Things used to be so easy between them—so natural. They had never really needed to talk even though they never ran out of things to talk about. he could remember them sitting for hours talking about stupid stuff—the things kids talked about when they didn't have a care or a worry in the world. He could remember it being so easy…
But now every word was a fight in and of itself. Both of them were tired of being right… and tired of being wrong.
This had to stop and the only way that would happen is if he came clean.
"Emma," he whispered as she opened the driver's side door.
She stopped and turned to look at him, her arm resting against the open door.
Neal took a deep breath, trying to inhale the strength he needed to speak the next, terrible words. It was something he had never talked about…something he had never wanted to talk about, but it was something the needed to be said. Emma needed to hear this as much anything.
"You asked me how I could just believe," he said, staring at her, begging her see the truth in his words. He didn't think he could handle much more of this—of her hating him. "It's because I was born in that world. I know what price magic costs—I know how it's never the casters that pay that price. It's always an innocent, someone who deserves never to be involved in it."

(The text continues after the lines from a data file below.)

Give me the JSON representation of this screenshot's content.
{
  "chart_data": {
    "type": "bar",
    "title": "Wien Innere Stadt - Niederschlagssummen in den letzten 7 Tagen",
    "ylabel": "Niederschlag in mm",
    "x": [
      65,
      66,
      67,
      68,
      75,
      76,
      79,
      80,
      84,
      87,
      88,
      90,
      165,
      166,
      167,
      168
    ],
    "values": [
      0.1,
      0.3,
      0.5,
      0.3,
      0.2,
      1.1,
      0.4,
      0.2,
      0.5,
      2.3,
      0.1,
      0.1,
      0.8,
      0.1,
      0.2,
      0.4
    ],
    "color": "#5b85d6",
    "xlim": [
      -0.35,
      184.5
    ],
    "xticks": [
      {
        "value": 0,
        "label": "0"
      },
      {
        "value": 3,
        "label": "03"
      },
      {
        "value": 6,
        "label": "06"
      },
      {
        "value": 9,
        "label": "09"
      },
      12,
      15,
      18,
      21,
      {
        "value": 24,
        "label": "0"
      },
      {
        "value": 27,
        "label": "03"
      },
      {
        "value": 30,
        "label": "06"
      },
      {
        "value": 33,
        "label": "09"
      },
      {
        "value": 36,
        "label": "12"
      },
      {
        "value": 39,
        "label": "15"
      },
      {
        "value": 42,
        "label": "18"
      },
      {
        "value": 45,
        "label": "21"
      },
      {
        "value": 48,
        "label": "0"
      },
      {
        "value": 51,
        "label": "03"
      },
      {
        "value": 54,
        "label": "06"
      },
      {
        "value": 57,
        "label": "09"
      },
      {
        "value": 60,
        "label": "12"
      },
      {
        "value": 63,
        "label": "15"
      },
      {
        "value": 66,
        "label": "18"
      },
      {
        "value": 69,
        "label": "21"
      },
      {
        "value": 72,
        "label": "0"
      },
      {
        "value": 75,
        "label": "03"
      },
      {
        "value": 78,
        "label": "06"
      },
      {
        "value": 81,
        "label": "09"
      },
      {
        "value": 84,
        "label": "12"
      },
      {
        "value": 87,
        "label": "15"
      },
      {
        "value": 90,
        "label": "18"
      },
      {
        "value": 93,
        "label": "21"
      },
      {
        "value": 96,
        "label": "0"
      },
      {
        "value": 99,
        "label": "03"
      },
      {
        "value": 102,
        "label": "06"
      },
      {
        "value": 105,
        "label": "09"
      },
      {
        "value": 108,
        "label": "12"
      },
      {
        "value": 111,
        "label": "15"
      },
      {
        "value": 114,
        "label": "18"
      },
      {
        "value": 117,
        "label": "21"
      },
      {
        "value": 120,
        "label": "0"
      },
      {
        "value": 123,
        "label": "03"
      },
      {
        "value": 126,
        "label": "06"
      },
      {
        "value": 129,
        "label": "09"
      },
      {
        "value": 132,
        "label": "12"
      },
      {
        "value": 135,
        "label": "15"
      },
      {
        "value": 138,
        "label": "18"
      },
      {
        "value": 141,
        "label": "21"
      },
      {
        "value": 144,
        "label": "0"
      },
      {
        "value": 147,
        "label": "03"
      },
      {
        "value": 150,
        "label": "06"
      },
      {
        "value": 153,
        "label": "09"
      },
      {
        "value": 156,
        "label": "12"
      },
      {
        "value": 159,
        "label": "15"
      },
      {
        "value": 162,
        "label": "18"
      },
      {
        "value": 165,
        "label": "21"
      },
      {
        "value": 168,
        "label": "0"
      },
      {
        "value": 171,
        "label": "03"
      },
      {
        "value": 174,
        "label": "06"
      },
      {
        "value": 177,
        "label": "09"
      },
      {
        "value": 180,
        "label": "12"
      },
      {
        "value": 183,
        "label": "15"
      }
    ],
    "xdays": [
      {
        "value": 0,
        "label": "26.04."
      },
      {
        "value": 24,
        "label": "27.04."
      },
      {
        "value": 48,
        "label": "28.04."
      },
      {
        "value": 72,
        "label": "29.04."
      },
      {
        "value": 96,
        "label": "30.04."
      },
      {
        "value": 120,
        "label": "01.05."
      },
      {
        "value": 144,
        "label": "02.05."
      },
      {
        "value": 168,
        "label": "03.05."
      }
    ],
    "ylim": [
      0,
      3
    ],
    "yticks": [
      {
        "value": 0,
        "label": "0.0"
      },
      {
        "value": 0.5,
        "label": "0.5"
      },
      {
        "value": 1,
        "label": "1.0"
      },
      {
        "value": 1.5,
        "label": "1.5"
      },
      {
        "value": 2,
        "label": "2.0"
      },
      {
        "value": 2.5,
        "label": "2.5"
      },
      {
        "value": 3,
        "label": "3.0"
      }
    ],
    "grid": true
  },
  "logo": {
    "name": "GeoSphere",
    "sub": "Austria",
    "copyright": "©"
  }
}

"What—?" It took a moment for his words to sink in, but when they did her disbelieve turned to anger.
"Don't tell me you were supposed to be watching me too," she hissed, slamming the car door and stepping closer to him.
"No, I didn't even know about the curse until August told me. I didn't know about you—your destiny."
She gave him an 'oh really' look that told him that she didn't believe him.
Neal smiled and could feel the lines around his eyes deepen for the first time since coming to Storybrooke. "Don't look at me like that. You were the one who stole, my car remember?"
Emma crossed her arms and her face softened a bit, "You're going to have to explain better than that."
"My past isn't something I like thinking about—let alone talk about. I haven't had enough sleep or liquor to change that," he sighed. "Tomorrow after work. I'll tell you everything…"
He takes the necklace—her necklace—out of his pocket and drops it into her hand, "if you'll let me."
She didn't look up as she stared at the charm and for a moment Neal was afraid she would throw it at him again. That she would completely close that door to him.
"And then," he said, choking on the words, "And then if you still want me to, I'll leave. But you have to hear the full story first."
Emma didn't say anything. She just gave one curt nod and drove away, taking the charm with her.